¿Es aquí un paraíso
donde se ha erguido
la sombra de la sangre?
No hay remanso ni tregua
en este azar de muerte.
Nadie cambia, nadie permanece.
Al contrario, sigue el mutismo ruidoso
del ataque: la tristeza nos surca
los días, los días nos esconden
la paz, la paz nos enquista
esperanzas de otras formas de vivir.
En cambio la razón desquiciada
tuerce de violencia lo cotidiano.
Nos asombra el torpe andar de las preguntas
¿dejarán de cazar a las mujeres?
¿dejaremos algo más en este mundo
que la herencia de un salvajismo
ruín, mezquino y desalmado?
No hay tregua ni tiempo,
hoy también muere alguna de ellas…
y nosotros en un cómodo remanso,
de anonimato, callamos, cómplices
en esta necropatía, en esta terrible
pesadilla de milenios.
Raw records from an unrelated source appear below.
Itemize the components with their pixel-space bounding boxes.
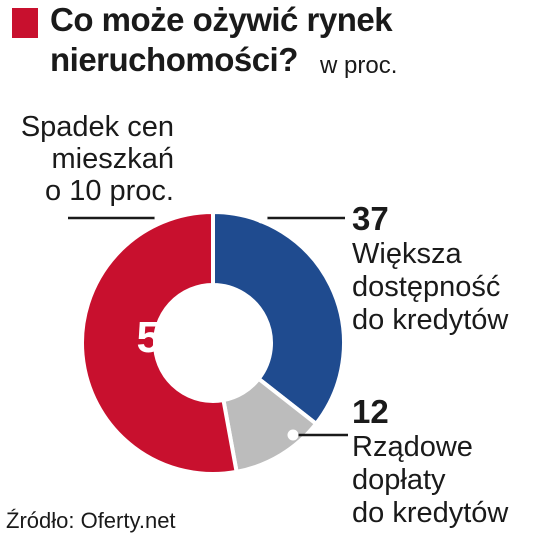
label-blue-line-3: do kredytów: [352, 304, 509, 336]
label-gray-line-3: do kredytów: [352, 497, 509, 529]
chart-title: Co może ożywić rynek nieruchomości?: [50, 0, 393, 80]
label-blue-line-2: dostępność: [352, 271, 500, 303]
leader-dot-blue: [256, 212, 268, 224]
unit-label: w proc.: [320, 52, 398, 79]
value-red: 55: [137, 313, 186, 362]
title-line-2: nieruchomości?: [50, 41, 298, 78]
label-red-line-2: mieszkań: [52, 143, 175, 175]
leader-dot-red: [154, 212, 166, 224]
leader-dot-gray: [287, 429, 299, 441]
slice-blue: [211, 209, 346, 427]
value-gray: 12: [352, 393, 389, 430]
title-line-1: Co może ożywić rynek: [50, 1, 393, 38]
label-gray-line-1: Rządowe: [352, 431, 473, 463]
label-red-line-1: Spadek cen: [21, 111, 174, 143]
label-red-line-3: o 10 proc.: [45, 175, 174, 207]
value-blue: 37: [352, 200, 389, 237]
label-blue-line-1: Większa: [352, 238, 462, 270]
label-gray-line-2: dopłaty: [352, 464, 446, 496]
source-note: Źródło: Oferty.net: [6, 508, 176, 533]
title-marker: [12, 8, 38, 38]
Olvidamos
el matronazgo, primigenio,
olvidamos dónde crece la vida,
olvidamos ser personas y no instintos.
Esta y todas las formas de someter
son iguales y en el horizonte
las falsas promesas políticas,
las desigualdades, la atrocidad,
encabezan los acciones
de hombres que tienen madre
o abuela o hermanas o primas,
que matan a la inocente, que ultrajan
los cuerpos, que mandan el mensaje
de la impunidad y del dolor.
No hay tregua y no es la crisis de la razón
la que somete a su carril la línea recta
de la violencia: en cada atisbo
de luz que resplandece en el cielo
debería haber algo más que resignación.
¿Dónde el amor y la comprensión
son tesoros mayores a las instituciones?
Nada queda ya en este desahucio civilizatorio.
¿Nos quedaremos callados?
No hay tregua, hay guerra y ellas son el objetivo.